I have a couple of additional comments with respect to Richard Broinowski's reader riposte.

According to the Nossal Institute for Global Health Website, where Tilman Ruff is an Associate Professor, he is an infectious diseases and public health physician with particular interests in vaccines and immunisation. Ruff's bio makes no reference to any expertise as a 'radiation physician'.

The panel which I chaired at the offices of The Age in Melbourne on 9 June was on the topic of 'How Australians feel about nuclear power'. Richard refers to Andy Lloyd of Rio Tinto Mining and Warren Mundine, but fails to mention the third panelist at that session, Professor Daniela Stehlik, author of the National Academies Forum 2009 report on nuclear attitudes in Australia, whose participation was obviously critical to the theme of the debate. All of these panels can be downloaded from our website.

Reader riposte: Big and little truths on uranium

by Guest Blogger - 22 December 2011 11:38AM

Richard Broinowski writes:

My apologies for getting some details wrong in my broadside about pro-nuclear bias at Lowy, and to those I might have offended.

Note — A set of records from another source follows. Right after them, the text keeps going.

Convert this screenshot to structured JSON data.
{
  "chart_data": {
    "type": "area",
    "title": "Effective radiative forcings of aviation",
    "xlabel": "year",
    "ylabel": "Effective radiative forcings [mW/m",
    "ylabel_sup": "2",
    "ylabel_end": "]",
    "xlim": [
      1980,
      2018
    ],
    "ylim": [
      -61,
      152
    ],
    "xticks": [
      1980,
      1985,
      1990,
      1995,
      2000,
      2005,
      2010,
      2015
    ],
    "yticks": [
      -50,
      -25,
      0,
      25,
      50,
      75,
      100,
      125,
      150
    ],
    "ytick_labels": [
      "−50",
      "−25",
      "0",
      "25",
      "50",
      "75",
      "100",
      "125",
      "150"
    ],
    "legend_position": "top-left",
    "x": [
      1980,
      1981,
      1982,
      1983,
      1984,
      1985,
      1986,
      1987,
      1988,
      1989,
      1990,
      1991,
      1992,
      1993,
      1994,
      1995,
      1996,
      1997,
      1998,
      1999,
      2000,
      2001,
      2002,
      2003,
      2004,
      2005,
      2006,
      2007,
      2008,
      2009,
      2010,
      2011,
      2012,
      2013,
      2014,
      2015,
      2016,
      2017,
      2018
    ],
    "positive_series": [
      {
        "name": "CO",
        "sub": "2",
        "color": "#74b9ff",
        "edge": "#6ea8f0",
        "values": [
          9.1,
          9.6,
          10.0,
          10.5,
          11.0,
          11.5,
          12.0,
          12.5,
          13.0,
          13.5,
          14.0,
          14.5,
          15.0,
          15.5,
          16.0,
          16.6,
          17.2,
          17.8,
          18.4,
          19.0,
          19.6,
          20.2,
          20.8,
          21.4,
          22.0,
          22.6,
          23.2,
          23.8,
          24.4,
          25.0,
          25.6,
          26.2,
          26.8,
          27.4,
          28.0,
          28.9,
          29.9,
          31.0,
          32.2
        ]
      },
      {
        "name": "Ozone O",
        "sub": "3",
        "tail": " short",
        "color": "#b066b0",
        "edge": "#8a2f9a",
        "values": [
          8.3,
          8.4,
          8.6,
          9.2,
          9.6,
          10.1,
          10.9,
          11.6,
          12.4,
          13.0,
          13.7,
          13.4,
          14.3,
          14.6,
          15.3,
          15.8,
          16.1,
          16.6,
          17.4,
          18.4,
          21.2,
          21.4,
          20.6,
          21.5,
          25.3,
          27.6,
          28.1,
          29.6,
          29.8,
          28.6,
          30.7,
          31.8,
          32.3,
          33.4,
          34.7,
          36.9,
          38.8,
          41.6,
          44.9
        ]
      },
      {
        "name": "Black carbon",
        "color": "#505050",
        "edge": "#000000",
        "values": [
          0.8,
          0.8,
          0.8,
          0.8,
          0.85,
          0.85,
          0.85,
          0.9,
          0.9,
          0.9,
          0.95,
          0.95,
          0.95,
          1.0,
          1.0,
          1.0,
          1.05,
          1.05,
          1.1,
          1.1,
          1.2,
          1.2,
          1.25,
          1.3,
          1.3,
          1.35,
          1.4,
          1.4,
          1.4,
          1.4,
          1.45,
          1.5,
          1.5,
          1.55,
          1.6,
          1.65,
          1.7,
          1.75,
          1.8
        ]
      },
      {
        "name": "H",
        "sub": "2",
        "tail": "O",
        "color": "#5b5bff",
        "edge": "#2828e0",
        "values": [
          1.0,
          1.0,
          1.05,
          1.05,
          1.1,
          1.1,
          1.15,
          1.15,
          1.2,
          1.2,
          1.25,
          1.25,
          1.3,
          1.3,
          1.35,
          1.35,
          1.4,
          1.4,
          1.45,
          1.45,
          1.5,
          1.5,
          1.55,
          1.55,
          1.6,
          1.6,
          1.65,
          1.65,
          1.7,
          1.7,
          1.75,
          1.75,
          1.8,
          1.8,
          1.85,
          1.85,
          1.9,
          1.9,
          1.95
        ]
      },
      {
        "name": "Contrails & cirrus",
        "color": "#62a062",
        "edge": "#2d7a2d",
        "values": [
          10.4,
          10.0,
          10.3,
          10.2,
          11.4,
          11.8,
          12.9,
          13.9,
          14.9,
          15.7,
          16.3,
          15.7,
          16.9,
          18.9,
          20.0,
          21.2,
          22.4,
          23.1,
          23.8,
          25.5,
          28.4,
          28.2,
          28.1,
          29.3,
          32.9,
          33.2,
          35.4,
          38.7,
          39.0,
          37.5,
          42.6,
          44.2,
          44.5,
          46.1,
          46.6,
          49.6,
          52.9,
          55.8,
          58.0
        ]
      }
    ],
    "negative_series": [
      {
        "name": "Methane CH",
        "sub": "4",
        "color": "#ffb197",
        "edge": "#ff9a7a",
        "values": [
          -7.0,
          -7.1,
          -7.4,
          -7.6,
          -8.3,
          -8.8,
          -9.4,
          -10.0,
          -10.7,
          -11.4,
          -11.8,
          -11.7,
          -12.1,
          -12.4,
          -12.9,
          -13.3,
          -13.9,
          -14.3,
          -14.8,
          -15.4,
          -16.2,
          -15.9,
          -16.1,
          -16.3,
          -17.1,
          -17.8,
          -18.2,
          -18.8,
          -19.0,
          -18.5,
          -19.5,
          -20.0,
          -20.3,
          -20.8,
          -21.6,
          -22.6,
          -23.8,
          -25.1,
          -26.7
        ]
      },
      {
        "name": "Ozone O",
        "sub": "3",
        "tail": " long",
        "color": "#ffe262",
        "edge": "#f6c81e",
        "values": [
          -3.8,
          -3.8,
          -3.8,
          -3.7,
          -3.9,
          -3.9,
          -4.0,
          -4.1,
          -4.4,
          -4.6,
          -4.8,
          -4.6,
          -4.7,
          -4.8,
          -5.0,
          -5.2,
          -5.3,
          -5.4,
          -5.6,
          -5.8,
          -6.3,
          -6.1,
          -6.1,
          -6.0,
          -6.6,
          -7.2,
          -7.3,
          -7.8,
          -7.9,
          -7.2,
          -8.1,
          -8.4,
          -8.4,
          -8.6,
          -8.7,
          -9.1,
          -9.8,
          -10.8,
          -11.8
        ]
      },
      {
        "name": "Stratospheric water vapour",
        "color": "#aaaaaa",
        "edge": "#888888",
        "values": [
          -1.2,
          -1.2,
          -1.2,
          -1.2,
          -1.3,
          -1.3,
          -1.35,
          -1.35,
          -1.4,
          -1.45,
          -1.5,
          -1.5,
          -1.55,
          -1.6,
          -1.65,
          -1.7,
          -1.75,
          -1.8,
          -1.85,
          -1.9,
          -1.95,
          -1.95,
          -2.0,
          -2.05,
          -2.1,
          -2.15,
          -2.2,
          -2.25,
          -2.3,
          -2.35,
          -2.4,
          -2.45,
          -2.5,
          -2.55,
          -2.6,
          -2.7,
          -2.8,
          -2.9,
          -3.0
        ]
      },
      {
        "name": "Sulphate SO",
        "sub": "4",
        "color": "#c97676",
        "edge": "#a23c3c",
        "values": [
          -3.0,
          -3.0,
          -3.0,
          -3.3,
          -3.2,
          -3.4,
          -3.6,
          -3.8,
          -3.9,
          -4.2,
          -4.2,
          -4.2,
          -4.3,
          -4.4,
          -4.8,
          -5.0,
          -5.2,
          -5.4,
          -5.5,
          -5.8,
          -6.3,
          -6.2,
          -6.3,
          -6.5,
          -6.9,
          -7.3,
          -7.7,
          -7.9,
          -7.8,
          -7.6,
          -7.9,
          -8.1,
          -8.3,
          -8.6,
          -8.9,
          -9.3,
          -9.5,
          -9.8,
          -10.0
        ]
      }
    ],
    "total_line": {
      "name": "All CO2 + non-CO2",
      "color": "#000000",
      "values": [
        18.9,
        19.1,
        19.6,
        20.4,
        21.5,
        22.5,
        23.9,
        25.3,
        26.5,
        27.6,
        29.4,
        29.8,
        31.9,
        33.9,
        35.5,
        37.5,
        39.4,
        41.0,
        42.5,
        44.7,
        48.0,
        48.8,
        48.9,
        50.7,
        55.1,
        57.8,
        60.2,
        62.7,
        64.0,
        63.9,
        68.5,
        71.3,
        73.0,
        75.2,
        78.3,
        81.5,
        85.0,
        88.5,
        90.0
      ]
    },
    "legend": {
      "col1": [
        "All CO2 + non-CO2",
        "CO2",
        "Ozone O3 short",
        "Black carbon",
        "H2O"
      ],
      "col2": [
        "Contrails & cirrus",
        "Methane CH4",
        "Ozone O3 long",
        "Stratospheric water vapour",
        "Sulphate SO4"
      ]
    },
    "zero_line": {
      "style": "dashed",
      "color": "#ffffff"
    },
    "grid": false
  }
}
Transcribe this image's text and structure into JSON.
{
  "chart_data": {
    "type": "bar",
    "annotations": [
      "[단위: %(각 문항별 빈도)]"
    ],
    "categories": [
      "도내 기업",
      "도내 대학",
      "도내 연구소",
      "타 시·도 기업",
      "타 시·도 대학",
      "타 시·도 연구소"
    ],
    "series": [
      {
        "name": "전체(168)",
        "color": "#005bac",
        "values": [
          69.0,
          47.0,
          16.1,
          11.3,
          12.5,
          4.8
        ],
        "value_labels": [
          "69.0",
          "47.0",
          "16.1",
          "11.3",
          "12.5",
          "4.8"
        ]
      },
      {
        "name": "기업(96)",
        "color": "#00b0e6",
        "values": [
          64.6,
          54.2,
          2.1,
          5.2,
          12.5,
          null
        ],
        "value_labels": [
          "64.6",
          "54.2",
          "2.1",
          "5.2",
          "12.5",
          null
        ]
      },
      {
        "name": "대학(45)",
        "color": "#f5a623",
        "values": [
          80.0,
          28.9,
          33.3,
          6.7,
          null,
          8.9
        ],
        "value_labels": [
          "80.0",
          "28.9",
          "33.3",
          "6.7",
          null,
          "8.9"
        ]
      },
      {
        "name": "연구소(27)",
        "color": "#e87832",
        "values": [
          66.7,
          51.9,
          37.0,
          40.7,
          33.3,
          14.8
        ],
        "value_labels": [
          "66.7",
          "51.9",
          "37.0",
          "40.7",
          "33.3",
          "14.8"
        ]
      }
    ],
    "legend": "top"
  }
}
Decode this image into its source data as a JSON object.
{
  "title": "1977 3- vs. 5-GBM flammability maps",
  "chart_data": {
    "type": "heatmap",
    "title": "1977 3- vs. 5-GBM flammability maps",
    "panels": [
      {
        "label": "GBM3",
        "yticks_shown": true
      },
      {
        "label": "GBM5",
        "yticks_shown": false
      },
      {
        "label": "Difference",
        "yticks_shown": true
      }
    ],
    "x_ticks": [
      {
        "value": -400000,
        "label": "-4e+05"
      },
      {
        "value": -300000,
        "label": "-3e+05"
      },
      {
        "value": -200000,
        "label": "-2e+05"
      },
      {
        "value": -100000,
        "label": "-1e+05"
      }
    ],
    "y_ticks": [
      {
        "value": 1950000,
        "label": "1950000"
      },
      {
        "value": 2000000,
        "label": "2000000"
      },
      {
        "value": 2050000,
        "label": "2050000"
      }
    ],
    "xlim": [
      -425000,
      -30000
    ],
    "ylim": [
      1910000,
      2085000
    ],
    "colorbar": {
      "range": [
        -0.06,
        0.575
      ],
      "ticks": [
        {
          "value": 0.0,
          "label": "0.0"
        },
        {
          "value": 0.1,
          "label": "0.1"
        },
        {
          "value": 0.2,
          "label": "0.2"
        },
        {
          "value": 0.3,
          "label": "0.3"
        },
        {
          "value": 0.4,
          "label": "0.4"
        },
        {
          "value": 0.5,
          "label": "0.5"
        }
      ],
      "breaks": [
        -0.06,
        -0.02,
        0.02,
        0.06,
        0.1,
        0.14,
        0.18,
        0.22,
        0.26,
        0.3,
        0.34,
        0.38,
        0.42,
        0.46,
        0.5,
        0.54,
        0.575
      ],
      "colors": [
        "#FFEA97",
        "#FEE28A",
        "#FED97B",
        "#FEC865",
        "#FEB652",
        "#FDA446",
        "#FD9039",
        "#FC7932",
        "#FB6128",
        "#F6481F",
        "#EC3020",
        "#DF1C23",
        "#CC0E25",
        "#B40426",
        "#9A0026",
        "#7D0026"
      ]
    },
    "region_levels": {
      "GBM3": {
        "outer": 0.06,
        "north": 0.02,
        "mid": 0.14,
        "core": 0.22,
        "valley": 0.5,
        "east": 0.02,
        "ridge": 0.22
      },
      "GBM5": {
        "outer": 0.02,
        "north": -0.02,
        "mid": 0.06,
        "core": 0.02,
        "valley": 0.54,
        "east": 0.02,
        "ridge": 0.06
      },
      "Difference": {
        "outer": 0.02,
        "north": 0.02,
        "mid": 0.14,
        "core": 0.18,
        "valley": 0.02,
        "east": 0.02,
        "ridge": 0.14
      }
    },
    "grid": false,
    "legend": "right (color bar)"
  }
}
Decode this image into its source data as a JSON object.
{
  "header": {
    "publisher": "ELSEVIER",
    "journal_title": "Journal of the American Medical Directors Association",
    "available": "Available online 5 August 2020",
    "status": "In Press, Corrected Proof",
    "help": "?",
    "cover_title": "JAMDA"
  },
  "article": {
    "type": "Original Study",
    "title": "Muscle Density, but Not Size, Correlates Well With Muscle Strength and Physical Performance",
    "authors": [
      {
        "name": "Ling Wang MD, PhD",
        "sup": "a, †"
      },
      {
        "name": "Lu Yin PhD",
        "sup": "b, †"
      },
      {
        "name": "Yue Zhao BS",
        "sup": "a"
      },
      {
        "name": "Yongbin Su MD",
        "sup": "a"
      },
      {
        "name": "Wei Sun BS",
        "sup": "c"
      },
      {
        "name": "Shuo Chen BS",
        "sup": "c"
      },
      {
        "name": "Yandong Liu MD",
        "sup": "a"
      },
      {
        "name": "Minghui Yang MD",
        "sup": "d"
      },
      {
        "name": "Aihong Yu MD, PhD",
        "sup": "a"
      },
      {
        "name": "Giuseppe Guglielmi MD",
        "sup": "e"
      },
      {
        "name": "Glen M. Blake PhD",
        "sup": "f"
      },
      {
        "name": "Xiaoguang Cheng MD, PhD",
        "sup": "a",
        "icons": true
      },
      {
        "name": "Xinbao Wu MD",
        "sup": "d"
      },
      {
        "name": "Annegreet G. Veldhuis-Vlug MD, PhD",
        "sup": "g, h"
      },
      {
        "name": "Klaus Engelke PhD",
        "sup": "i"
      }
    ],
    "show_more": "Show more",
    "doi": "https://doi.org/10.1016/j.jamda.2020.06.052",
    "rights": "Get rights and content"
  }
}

But none of the corrections weaken my general observation, which Peter Burnett strengthens: blog postings are ephemeral, whereas the pronouncements of speakers introduced with due gravitas at weekly luncheons carry more identification with Lowy opinion. And with perhaps one or two exceptions, the bias has been palpable.

As for Jasmin Craufurd-Hill's observations, of course nuclear applications and expertise have a broad canvas, but my remarks quite obviously relate to nuclear power, not radio pharmaceuticals, medicines, materials analyses or space research. Nor does Martine Letts' pedantry about Tilman Ruff's credentials alter the fact that he has devoted much of his professional life as a public health specialist to the damaging stochastic effects of ionising radiation, and knows more about the subject than most physicians.